"You have, indeed, my son, and in a few days I'll be able to move out to the cottage, and you can then devote yourself wholly to your new career;" and, with the firm resolve to bury her bitter past at once, and forgetting self, to live wholly for her children, the noble, though sorrow-haunted woman, improved steadily each day, and one pleasant morning Captain Ryan Daly, the good-hearted officer, called for the trio in a carriage and drove them out to the cottage, which he playfully called Wizard Hall.
It was a charming little cottage, with large trees upon one side, a lawn sloping down to an inlet of the Long Island Sound, a vegetable garden, a stable, a meadow lot, in which an Alderney cow was grazing, a henery, with a large number of choice fowls, and beds of flowers that at once caught the eye of Pearl.

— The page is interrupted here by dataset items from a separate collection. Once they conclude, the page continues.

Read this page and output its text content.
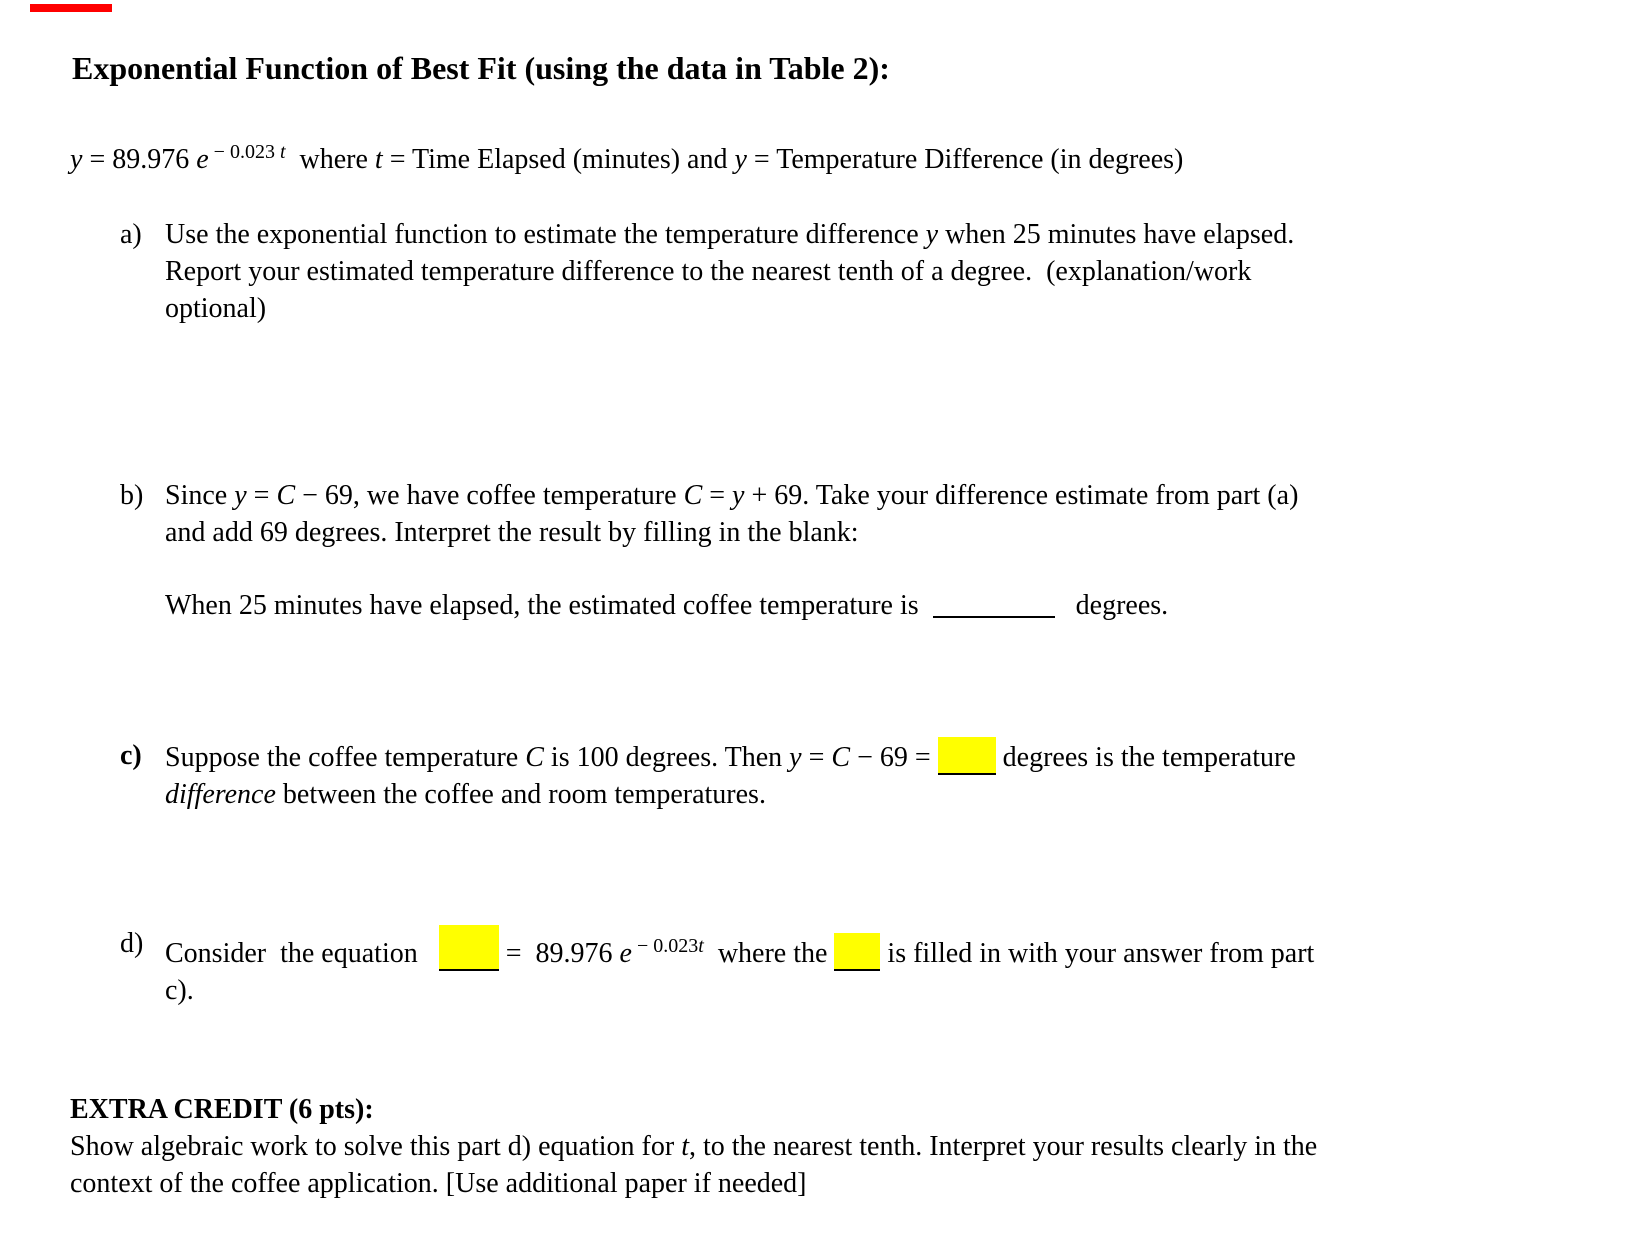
Exponential Function of Best Fit (using the data in Table 2):
y = 89.976 e $^{- 0.023}$ $^t$  where t = Time Elapsed (minutes) and y = Temperature Difference (in degrees)
a) Use the exponential function to estimate the temperature difference y when 25 minutes have elapsed.
Report your estimated temperature difference to the nearest tenth of a degree.  (explanation/work
optional)
b) Since y = C − 69, we have coffee temperature C = y + 69. Take your difference estimate from part (a)
and add 69 degrees. Interpret the result by filling in the blank:
When 25 minutes have elapsed, the estimated coffee temperature is	degrees.
c) Suppose the coffee temperature C is 100 degrees. Then y = C − 69 =  degrees is the temperature
difference between the coffee and room temperatures.
d) Consider  the equation    =  89.976 e $^{- 0.023t}$  where the  is filled in with your answer from part
c).
EXTRA CREDIT (6 pts):
Show algebraic work to solve this part d) equation for t, to the nearest tenth. Interpret your results clearly in the
context of the coffee application. [Use additional paper if needed]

The place was in perfect condition, the garden flourishing, the house well and completely furnished, and the store-room and cellar well stocked, while the coal-bin and wood-shed were filled, the captain remarking that his brother had been a most liberal provider, and telling the story without a flush on his honest face, for he had placed all there himself.
"I shall soon get well here, Captain Daly, and I know not how to thank you for all your kindness," said Mrs. Raymond, the tears coming into her beautiful eyes.
"It is a kindness for me, madam, to have the place occupied by good tenants, and I must tell you that in yonder little cabin on the hill lives an old negro and his wife, who will do odds and ends for you when you need them for very small pay."
"Now, Wizard Will, I shall give you a week's leave to get settled in your new home, and then you can set to work raising your League of Boy Detectives, whom I shall put great faith in," and, promising to come out and dine some Sunday with them, the noble-hearted police captain—whose daily intercourse was with criminals, who was hourly amid desperate and tragic scenes, whose will was iron, whose nature knew no fear, but who had the heart of a woman for deeds of kindness—took his leave and returned to the city, leaving the mother and her children to make themselves perfectly at home in Wizard Hall.
[CHAPTER XXIV.—Conclusion.]
FTER a happy week spent at his little home on the Sound, Wizard Will returned to his duties in town. He had made friends with the old negro and negress in the cabin on the hill near the cottage, and had found them most willing to do all in their power to help his mother, and had secretly made an arrangement with them to look after matters in his absence, the old man to look after the horse, and his wife to milk the cow.